When you face the kind of scale that Reddit does with over 300 million monthly active users generating 5 million comments and a staggering 40 million searches every day across a more than a million communities, it’s a daunting task to find a search tool to handle that kind of volume.
The challenge with Reddit extends beyond indexing these massive numbers. They also have to deal with wide variety of content with text, gifs, images and video by the score. While part of the goal was to improve traditional search functionality and deliver more relevant results, perhaps even more critically, they wanted a tool to help users surface the subjects that interest them without having to explicitly state it in the search box, Nick Caldwell, VP of engineering at Reddit explained.
“I think that people who come to any site, and Reddit in particular, prefer an experience where they don’t have to do manual keyword entry, but want a continuous stream of interesting content,” he said.

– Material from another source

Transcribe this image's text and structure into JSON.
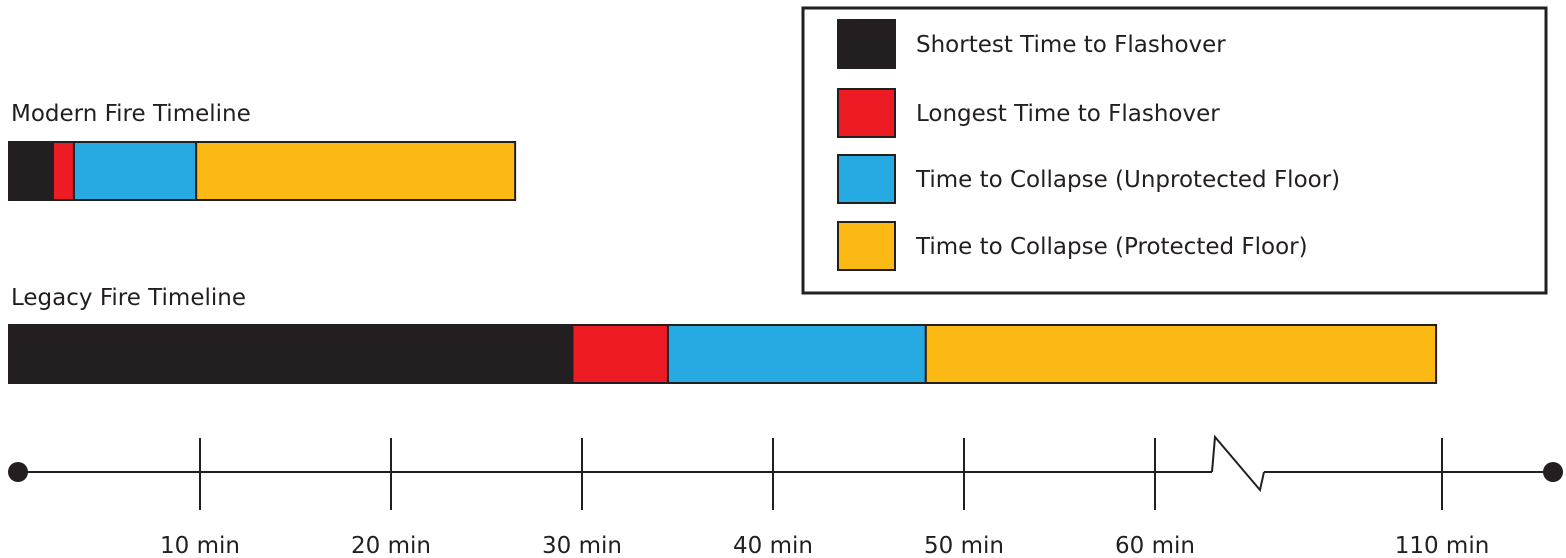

Reddit’s search engine had actually been notoriously bad and Caldwell made upgrading it a priority. “One of the things I wanted to do when I started at Reddit, was I wanted to fix [search]. People have been complaining about it for five years,” he said.
Part of the issue up to that point wasn’t a lack of desire to improve the search experience. Everyone understood the issue, but finding the time to update it was another matter. When Caldwell came on board, Reddit had a small team of 40 engineers, whose primary job was keeping a site of this size and scope up and running.

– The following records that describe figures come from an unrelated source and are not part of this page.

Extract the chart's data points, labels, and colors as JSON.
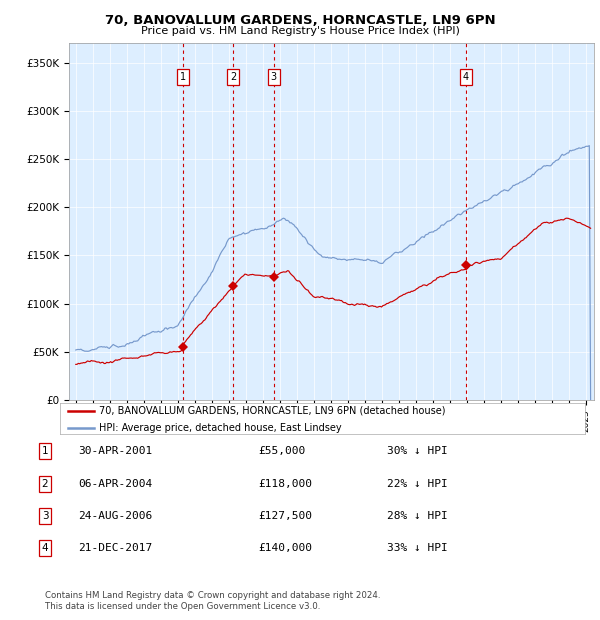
{
  "title": "70, BANOVALLUM GARDENS, HORNCASTLE, LN9 6PN",
  "subtitle": "Price paid vs. HM Land Registry's House Price Index (HPI)",
  "footer1": "Contains HM Land Registry data © Crown copyright and database right 2024.",
  "footer2": "This data is licensed under the Open Government Licence v3.0.",
  "legend_red": "70, BANOVALLUM GARDENS, HORNCASTLE, LN9 6PN (detached house)",
  "legend_blue": "HPI: Average price, detached house, East Lindsey",
  "background_color": "#ddeeff",
  "red_color": "#cc0000",
  "blue_color": "#7799cc",
  "yticks": [
    0,
    50000,
    100000,
    150000,
    200000,
    250000,
    300000,
    350000
  ],
  "ytick_labels": [
    "£0",
    "£50K",
    "£100K",
    "£150K",
    "£200K",
    "£250K",
    "£300K",
    "£350K"
  ],
  "xlim_start": 1994.6,
  "xlim_end": 2025.5,
  "ylim_bottom": 0,
  "ylim_top": 370000,
  "transactions": [
    {
      "num": 1,
      "date": "30-APR-2001",
      "year": 2001.33,
      "price": 55000
    },
    {
      "num": 2,
      "date": "06-APR-2004",
      "year": 2004.27,
      "price": 118000
    },
    {
      "num": 3,
      "date": "24-AUG-2006",
      "year": 2006.65,
      "price": 127500
    },
    {
      "num": 4,
      "date": "21-DEC-2017",
      "year": 2017.97,
      "price": 140000
    }
  ],
  "table_rows": [
    [
      "1",
      "30-APR-2001",
      "£55,000",
      "30% ↓ HPI"
    ],
    [
      "2",
      "06-APR-2004",
      "£118,000",
      "22% ↓ HPI"
    ],
    [
      "3",
      "24-AUG-2006",
      "£127,500",
      "28% ↓ HPI"
    ],
    [
      "4",
      "21-DEC-2017",
      "£140,000",
      "33% ↓ HPI"
    ]
  ]
}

Caldwell said that the company went with the Lucidworks Fusion platform because it had the right combination of technology and the ability to augment his engineering team, while helping search to continually evolve on Reddit. Buying a tool was only part of the solution though. Reddit also needed to hire a group of engineers with what Caldwell called “world class search and relevance engineering expertise.” To that end, he has set up a 30-person engineering search team devoted to maximizing the potential of the new search platform.
Lucidworks is built on the open source search tool, Apache Solr, but company CEO Will Hayes says the commercial product has been built to scale to Reddit-like proportions. “Solr is the core engine. We still heavily contribute to the open source project, but we put a lot of focus on how people consume data,” Hayes explained.
The means working in a streaming fashion to span billions of records in near real time, while using analytics and machine learning to understand the underlying data and deliver more relevant results and content to Reddit users.
Today’s search update is part of Reddit’s wider campaign to update the site’s look and feel, which became an organizational priority after the site’s two founders returned to the company — with Alexis Ohanian coming back in 2014 and Steve Huffman in 2015.
“With Steve and Alexis coming back, they brought to table that the site should be more welcoming and engaging than it has been in the past. It took the leadership of Steve and Alexis to see that the content we have is really a gold mine, and we have to find a way to present it to users to unlock that potential,” he said.
While Lucidworks remains an active partner in the project, Caldwell hopes his team will be able to take over by the end of the year. He says the ultimate goal is a tool that is not only more relevant, but looks better and is more engaging.